Cube-related pattern (binomial cube)

(a + b)(a² + 2ab + b²) = a³ + 3a²b + 3ab² + b³
(this is (a + b)³ expanded)
Example: (x + y)³ = x³ + 3x²y + 3xy² + y³

Useful algebra rules / tips

• Cross multiplication for proportion (appears elsewhere but handy):
  If a : b :: c : d then ad = bc.

• Like terms: only terms with identical variable parts (same letters and powers) can be added.
  Example: 2ab + 3ab = 5ab, but 3a² + 2a ≠ simplify further.

• Identity approach for fast mental arithmetic:
  a² = (a + b)(a − b) + b² — choose b so (a ± b) are easy to multiply.

Fast multiplication shortcuts (distributive ideas)

1. Multiply by 11 (digit-sum trick)
   To multiply a number by 11, write the number, then between every adjacent pair of digits put their sum (handle carries).
   Example: 3874 × 11 → digits: 3 8 7 4 → write: 3 (3+8) (8+7) (7+4) 4 = 3 11 15 11 4 → carry-adjust → 4 2 6 1 4 → 42614

2. Multiply by 101, 1001, 10001, ...
   Multiply by 100 + 1: insert one zero copy then add (for 101).
   Example: 3874 × 101 = 3874×100 + 3874 = 387400 + 3874 = 391274
   For 1001, insert two zeros (copy) and add, etc.
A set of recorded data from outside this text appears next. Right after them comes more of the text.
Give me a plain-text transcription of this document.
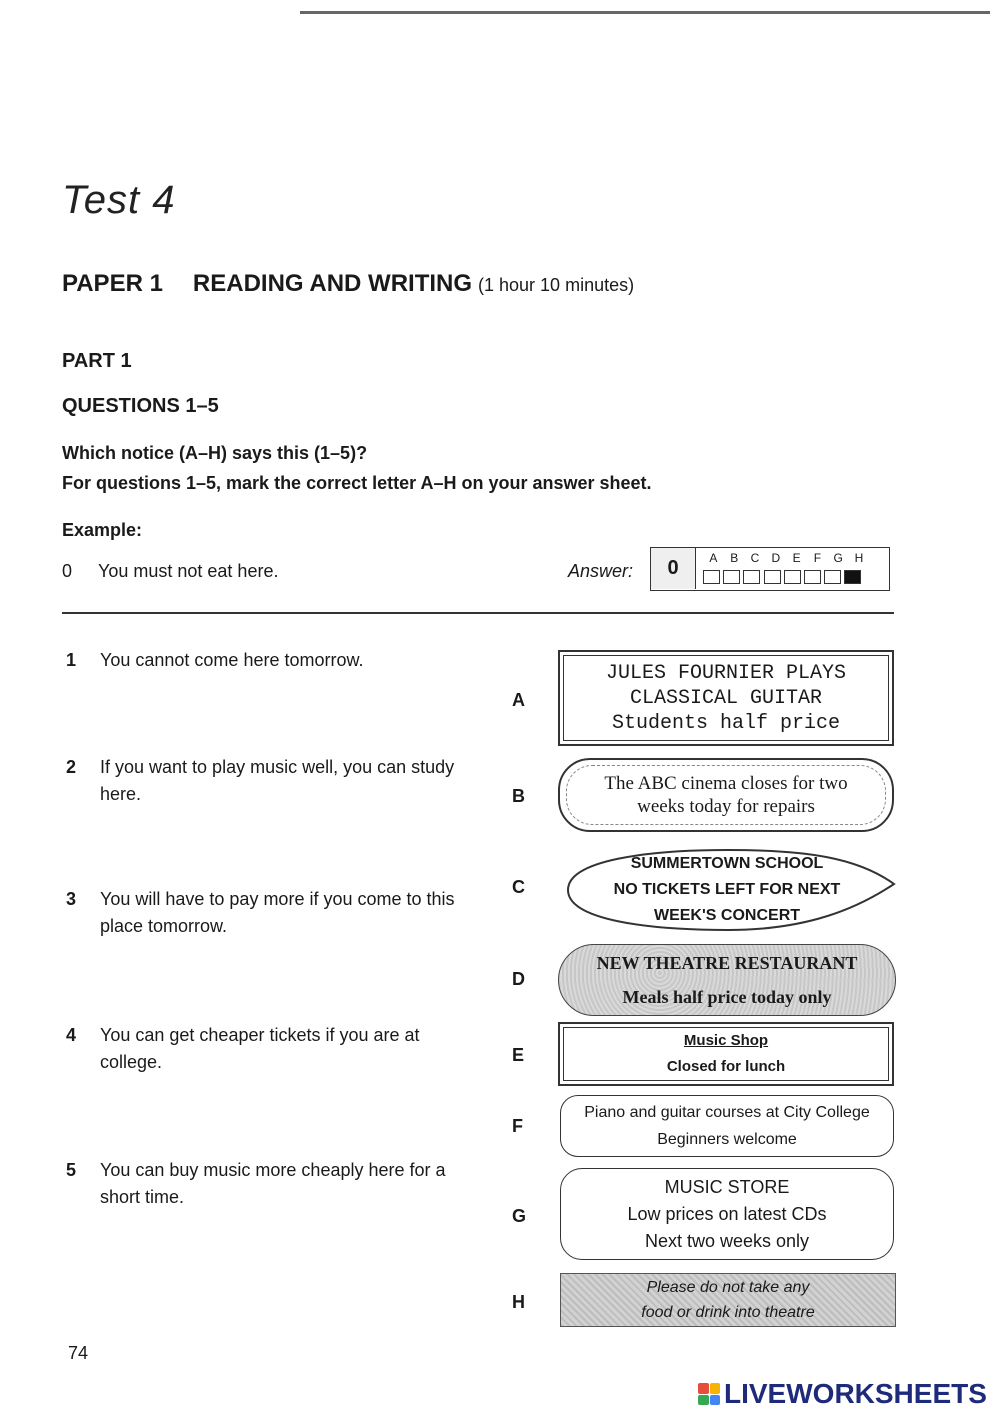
Test 4
PAPER 1 READING AND WRITING (1 hour 10 minutes)
PART 1
QUESTIONS 1–5
Which notice (A–H) says this (1–5)?
For questions 1–5, mark the correct letter A–H on your answer sheet.
Example:
0 You must not eat here.	Answer:	0	A B C D E F G H
1 You cannot come here tomorrow.
2 If you want to play music well, you can study here.
3 You will have to pay more if you come to this place tomorrow.
4 You can get cheaper tickets if you are at college.
5 You can buy music more cheaply here for a short time.
A
B
C
D
E
F
G
H
JULES FOURNIER PLAYS
CLASSICAL GUITAR
Students half price
The ABC cinema closes for two
weeks today for repairs
SUMMERTOWN SCHOOL
NO TICKETS LEFT FOR NEXT
WEEK'S CONCERT
NEW THEATRE RESTAURANT
Meals half price today only
Music Shop
Closed for lunch
Piano and guitar courses at City College
Beginners welcome
MUSIC STORE
Low prices on latest CDs
Next two weeks only
Please do not take any
food or drink into theatre
74
LIVEWORKSHEETS
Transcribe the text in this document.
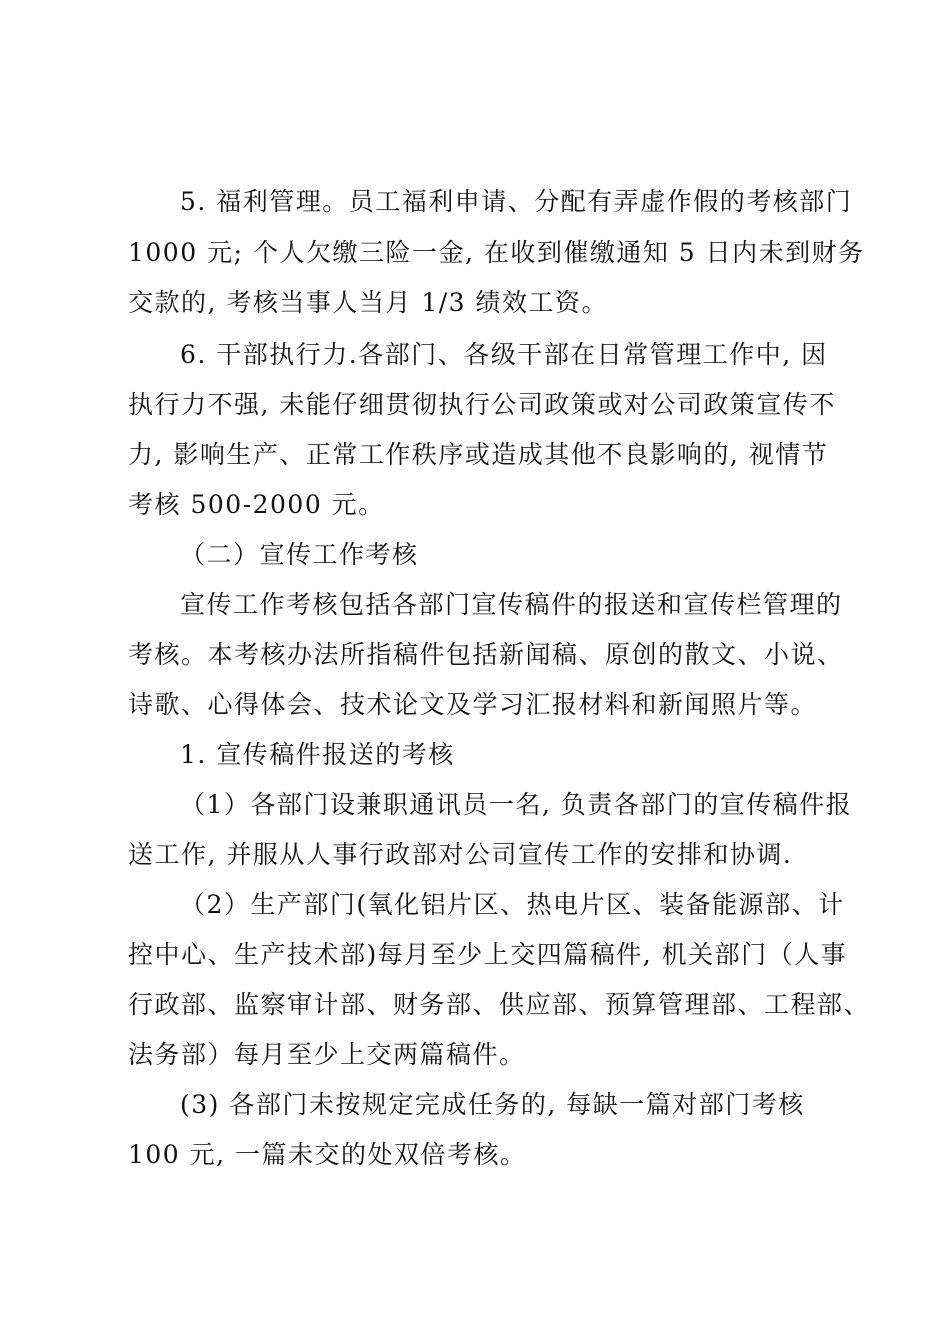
5. 福利管理。员工福利申请、分配有弄虚作假的考核部门
1000 元; 个人欠缴三险一金, 在收到催缴通知 5 日内未到财务
交款的, 考核当事人当月 1/3 绩效工资。
6. 干部执行力.各部门、各级干部在日常管理工作中, 因
执行力不强, 未能仔细贯彻执行公司政策或对公司政策宣传不
力, 影响生产、正常工作秩序或造成其他不良影响的, 视情节
考核 500-2000 元。
（二）宣传工作考核
宣传工作考核包括各部门宣传稿件的报送和宣传栏管理的
考核。本考核办法所指稿件包括新闻稿、原创的散文、小说、
诗歌、心得体会、技术论文及学习汇报材料和新闻照片等。
1. 宣传稿件报送的考核
（1）各部门设兼职通讯员一名, 负责各部门的宣传稿件报
送工作, 并服从人事行政部对公司宣传工作的安排和协调.
（2）生产部门(氧化铝片区、热电片区、装备能源部、计
控中心、生产技术部)每月至少上交四篇稿件, 机关部门（人事
行政部、监察审计部、财务部、供应部、预算管理部、工程部、
法务部）每月至少上交两篇稿件。
(3) 各部门未按规定完成任务的, 每缺一篇对部门考核
100 元, 一篇未交的处双倍考核。
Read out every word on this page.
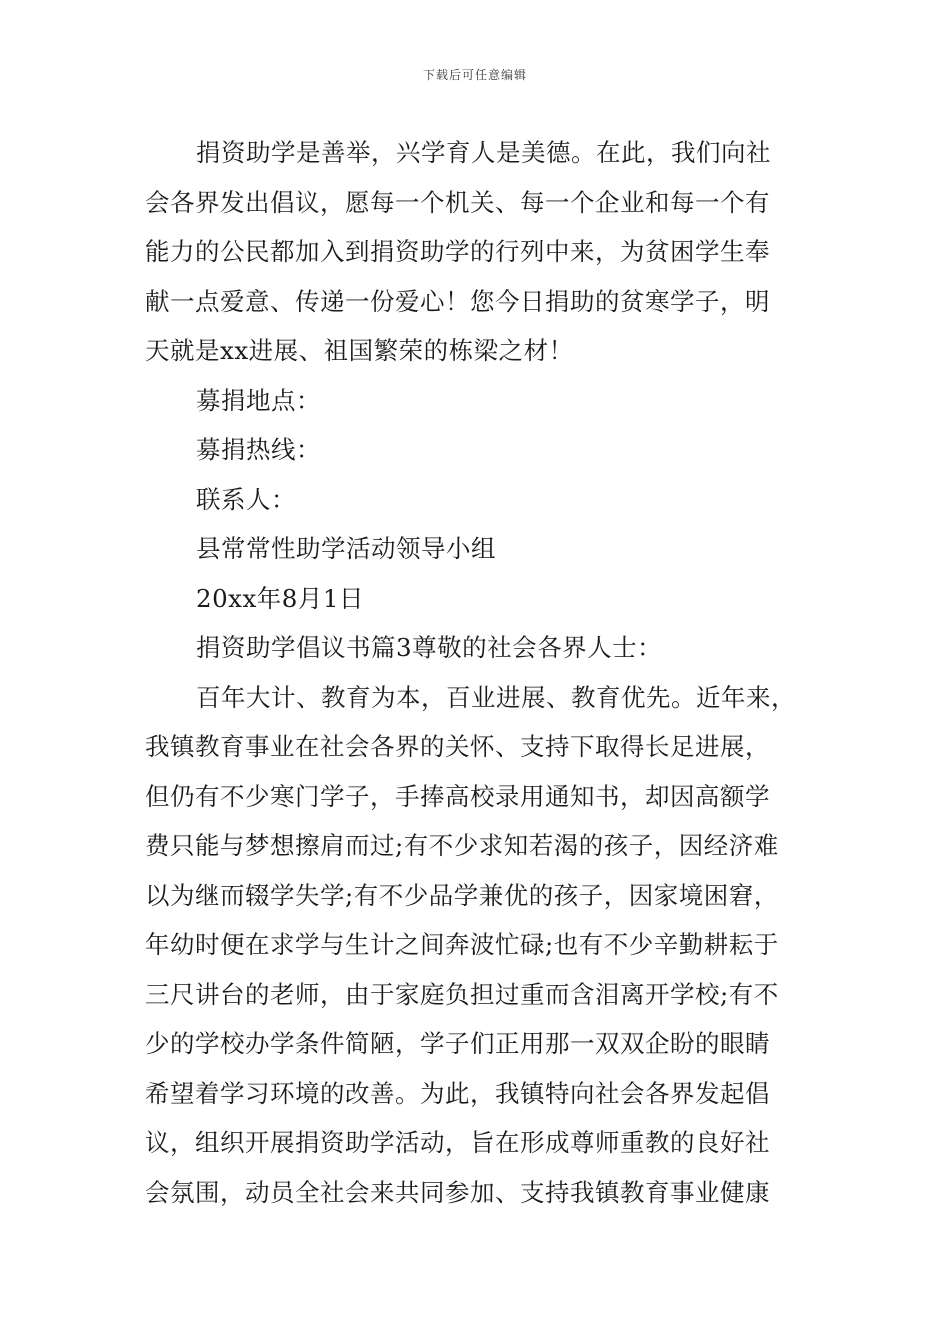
下载后可任意编辑
捐资助学是善举，兴学育人是美德。在此，我们向社
会各界发出倡议，愿每一个机关、每一个企业和每一个有
能力的公民都加入到捐资助学的行列中来，为贫困学生奉
献一点爱意、传递一份爱心！您今日捐助的贫寒学子，明
天就是xx进展、祖国繁荣的栋梁之材！
募捐地点：
募捐热线：
联系人：
县常常性助学活动领导小组
20xx年8月1日
捐资助学倡议书篇3尊敬的社会各界人士：
百年大计、教育为本，百业进展、教育优先。近年来，
我镇教育事业在社会各界的关怀、支持下取得长足进展，
但仍有不少寒门学子，手捧高校录用通知书，却因高额学
费只能与梦想擦肩而过;有不少求知若渴的孩子，因经济难
以为继而辍学失学;有不少品学兼优的孩子，因家境困窘，
年幼时便在求学与生计之间奔波忙碌;也有不少辛勤耕耘于
三尺讲台的老师，由于家庭负担过重而含泪离开学校;有不
少的学校办学条件简陋，学子们正用那一双双企盼的眼睛
希望着学习环境的改善。为此，我镇特向社会各界发起倡
议，组织开展捐资助学活动，旨在形成尊师重教的良好社
会氛围，动员全社会来共同参加、支持我镇教育事业健康
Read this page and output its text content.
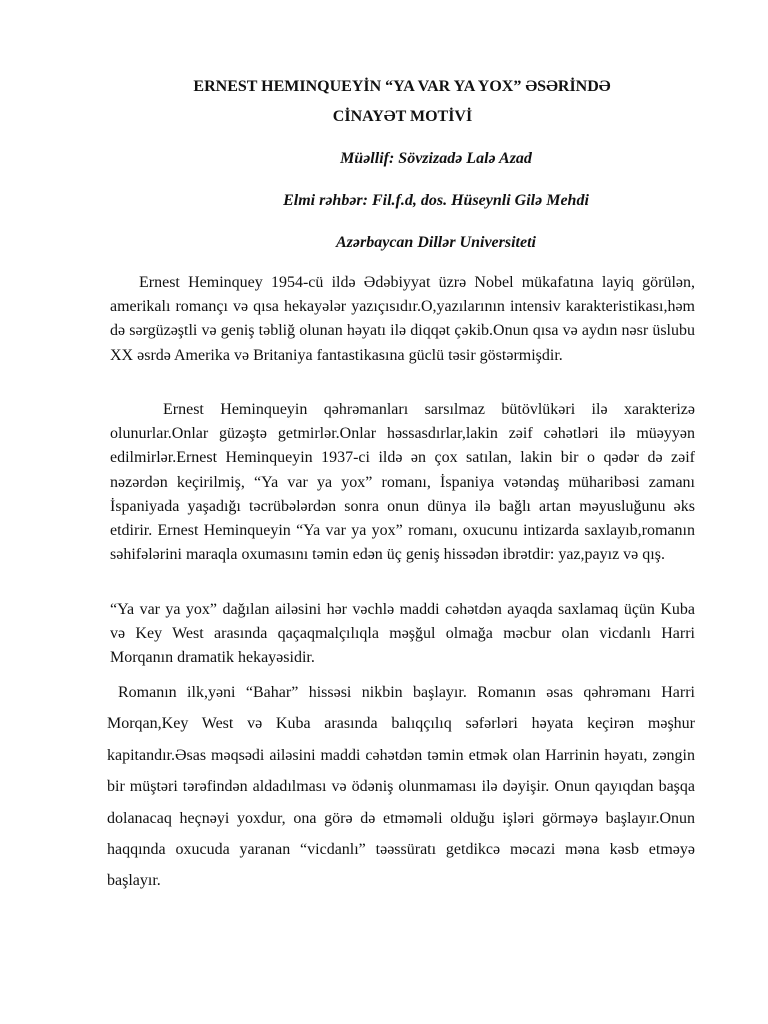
ERNEST HEMINQUEYİN “YA VAR YA YOX” ƏSƏRİNDƏ
CİNAYƏT MOTİVİ

Müəllif: Sövzizadə Lalə Azad

Elmi rəhbər: Fil.f.d, dos. Hüseynli Gilə Mehdi

Azərbaycan Dillər Universiteti

Ernest Heminquey 1954-cü ildə Ədəbiyyat üzrə Nobel mükafatına layiq görülən, amerikalı romançı və qısa hekayələr yazıçısıdır.O,yazılarının intensiv karakteristikası,həm də sərgüzəştli və geniş təbliğ olunan həyatı ilə diqqət çəkib.Onun qısa və aydın nəsr üslubu XX əsrdə Amerika və Britaniya fantastikasına güclü təsir göstərmişdir.

Ernest Heminqueyin qəhrəmanları sarsılmaz bütövlükəri ilə xarakterizə olunurlar.Onlar güzəştə getmirlər.Onlar həssasdırlar,lakin zəif cəhətləri ilə müəyyən edilmirlər.Ernest Heminqueyin 1937-ci ildə ən çox satılan, lakin bir o qədər də zəif nəzərdən keçirilmiş, “Ya var ya yox” romanı, İspaniya vətəndaş müharibəsi zamanı İspaniyada yaşadığı təcrübələrdən sonra onun dünya ilə bağlı artan məyusluğunu əks etdirir. Ernest Heminqueyin “Ya var ya yox” romanı, oxucunu intizarda saxlayıb,romanın səhifələrini maraqla oxumasını təmin edən üç geniş hissədən ibrətdir: yaz,payız və qış.

“Ya var ya yox” dağılan ailəsini hər vəchlə maddi cəhətdən ayaqda saxlamaq üçün Kuba və Key West arasında qaçaqmalçılıqla məşğul olmağa məcbur olan vicdanlı Harri Morqanın dramatik hekayəsidir.

Romanın ilk,yəni “Bahar” hissəsi nikbin başlayır. Romanın əsas qəhrəmanı Harri Morqan,Key West və Kuba arasında balıqçılıq səfərləri həyata keçirən məşhur kapitandır.Əsas məqsədi ailəsini maddi cəhətdən təmin etmək olan Harrinin həyatı, zəngin bir müştəri tərəfindən aldadılması və ödəniş olunmaması ilə dəyişir. Onun qayıqdan başqa dolanacaq heçnəyi yoxdur, ona görə də etməməli olduğu işləri görməyə başlayır.Onun haqqında oxucuda yaranan “vicdanlı” təəssüratı getdikcə məcazi məna kəsb etməyə başlayır.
3. Multiply by numbers like 99, 999
   Use (100 − 1) etc.: 23478 × 999 = 23478 × (1000 − 1) = 23478000 − 23478

Area/geometry identities (common uses)

• Area of square of side (a + b) = (a + b)² = a² + 2ab + b²

• (m + n)² − 4mn = (n − m)² (useful for square-with-rectangles problems)

• Express complex areas as sums/differences using distributivity and simplify.

Handy problem-solving templates

1. If one factor increases by u and other by v:
   New product = ab + ub + av + uv

2. To split a total X in ratio m:n:
   First share = (m ÷ (m + n)) × X ; Second share = (n ÷ (m + n)) × X

3. Difference of two squares to compute near-squares quickly:
   a² = (a + b)(a − b) + b² — choose b small to ease multiplication.

4. Pattern translation (counting / tiles / steps):
   If you derive formulas like k(k + 2), k² + 2k, or (k + 1)² − 1, simplify to a single polynomial k² + 2k and use it for any k.